You certainly don’t have to be FI to be generous with your time or money, but it does make it easier to give when you know that giving will have no deleterious impact on your long-term financial goals.
Over 200 Billionaires have signed the Giving Pledge to donate at least half of their assets, and a number of them have publicly stated their intentions to give 90% or 99%.
You don’t have to be a billionaire to make giving a part of your financial plan, though. We’ve got about one half of one percent of the net worth of the least wealthy billionaire, but I set a goal of building up a donor advised fund equal to about 10% of our net worth prior to retiring from medicine and we’ve continued to grow that balance while giving from the fund(s). I suspect we’ll give far more than 10% eventually, but I felt that was a good starting point.
#7: Status Quo
“If it ain’t broke, don’t fix it.” -my Dad and millions of others
If you’re happy with your life and career, and you wouldn’t change a thing, reaching financial independence may be a shoulder-shrug moment.
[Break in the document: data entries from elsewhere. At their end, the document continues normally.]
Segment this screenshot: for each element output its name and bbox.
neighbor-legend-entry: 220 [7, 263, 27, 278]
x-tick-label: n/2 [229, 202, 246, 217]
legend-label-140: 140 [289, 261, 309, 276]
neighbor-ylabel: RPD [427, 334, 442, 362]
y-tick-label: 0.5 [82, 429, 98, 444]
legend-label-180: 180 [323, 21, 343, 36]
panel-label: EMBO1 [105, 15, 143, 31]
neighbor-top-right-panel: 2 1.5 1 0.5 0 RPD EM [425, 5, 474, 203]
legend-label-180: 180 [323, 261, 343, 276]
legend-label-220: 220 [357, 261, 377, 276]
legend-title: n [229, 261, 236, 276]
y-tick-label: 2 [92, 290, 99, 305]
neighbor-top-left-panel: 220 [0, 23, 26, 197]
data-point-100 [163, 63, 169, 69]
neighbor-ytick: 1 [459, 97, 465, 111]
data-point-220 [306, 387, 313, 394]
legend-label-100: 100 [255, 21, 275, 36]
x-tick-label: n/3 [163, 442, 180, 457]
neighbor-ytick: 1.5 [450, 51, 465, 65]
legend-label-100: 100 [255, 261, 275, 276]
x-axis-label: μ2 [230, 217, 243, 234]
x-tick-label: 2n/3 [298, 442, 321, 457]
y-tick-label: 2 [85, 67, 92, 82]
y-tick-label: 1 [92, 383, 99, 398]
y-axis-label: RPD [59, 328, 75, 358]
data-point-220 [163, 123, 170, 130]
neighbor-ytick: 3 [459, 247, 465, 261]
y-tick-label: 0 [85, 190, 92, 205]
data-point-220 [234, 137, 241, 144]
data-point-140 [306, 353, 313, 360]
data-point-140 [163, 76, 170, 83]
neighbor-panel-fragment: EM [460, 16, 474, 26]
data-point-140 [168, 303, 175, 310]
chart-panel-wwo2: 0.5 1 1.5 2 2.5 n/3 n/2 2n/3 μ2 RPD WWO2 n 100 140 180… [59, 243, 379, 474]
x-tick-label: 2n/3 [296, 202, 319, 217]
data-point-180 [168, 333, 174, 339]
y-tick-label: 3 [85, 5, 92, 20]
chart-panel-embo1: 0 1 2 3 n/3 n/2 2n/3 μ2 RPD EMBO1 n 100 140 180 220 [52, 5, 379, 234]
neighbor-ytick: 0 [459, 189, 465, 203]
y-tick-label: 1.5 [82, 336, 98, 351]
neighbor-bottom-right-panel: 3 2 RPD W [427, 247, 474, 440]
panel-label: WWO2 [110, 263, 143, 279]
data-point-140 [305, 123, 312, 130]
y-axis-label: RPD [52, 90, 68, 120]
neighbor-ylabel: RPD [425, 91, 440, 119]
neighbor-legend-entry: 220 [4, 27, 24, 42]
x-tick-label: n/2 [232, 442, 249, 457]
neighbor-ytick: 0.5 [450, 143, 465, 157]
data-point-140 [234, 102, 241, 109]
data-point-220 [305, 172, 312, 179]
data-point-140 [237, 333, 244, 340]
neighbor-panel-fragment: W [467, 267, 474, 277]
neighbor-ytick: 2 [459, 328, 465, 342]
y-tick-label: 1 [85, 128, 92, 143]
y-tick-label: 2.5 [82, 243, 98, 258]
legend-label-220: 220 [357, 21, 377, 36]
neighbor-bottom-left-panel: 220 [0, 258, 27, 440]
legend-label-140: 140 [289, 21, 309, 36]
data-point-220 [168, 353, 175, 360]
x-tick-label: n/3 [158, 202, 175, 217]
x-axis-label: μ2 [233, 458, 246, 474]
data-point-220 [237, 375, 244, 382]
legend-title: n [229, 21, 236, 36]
You can simply choose to maintain the status quo, and there are some tangible benefits to working “one more year” several times as I chose to do. Even if you don’t make any meaningful changes in your life, just knowing that you easily could can be comforting. There is a certain satisfaction in knowing that you can walk away whenever you want.
What Will You Do When You’re Done Saving for Retirement?
Financial independence is all about optionality. It gives you leverage and the upper hand in negotiations. How will you exercise that power?
What changes have you made or do you intend to make when you’ve finished saving for retirement?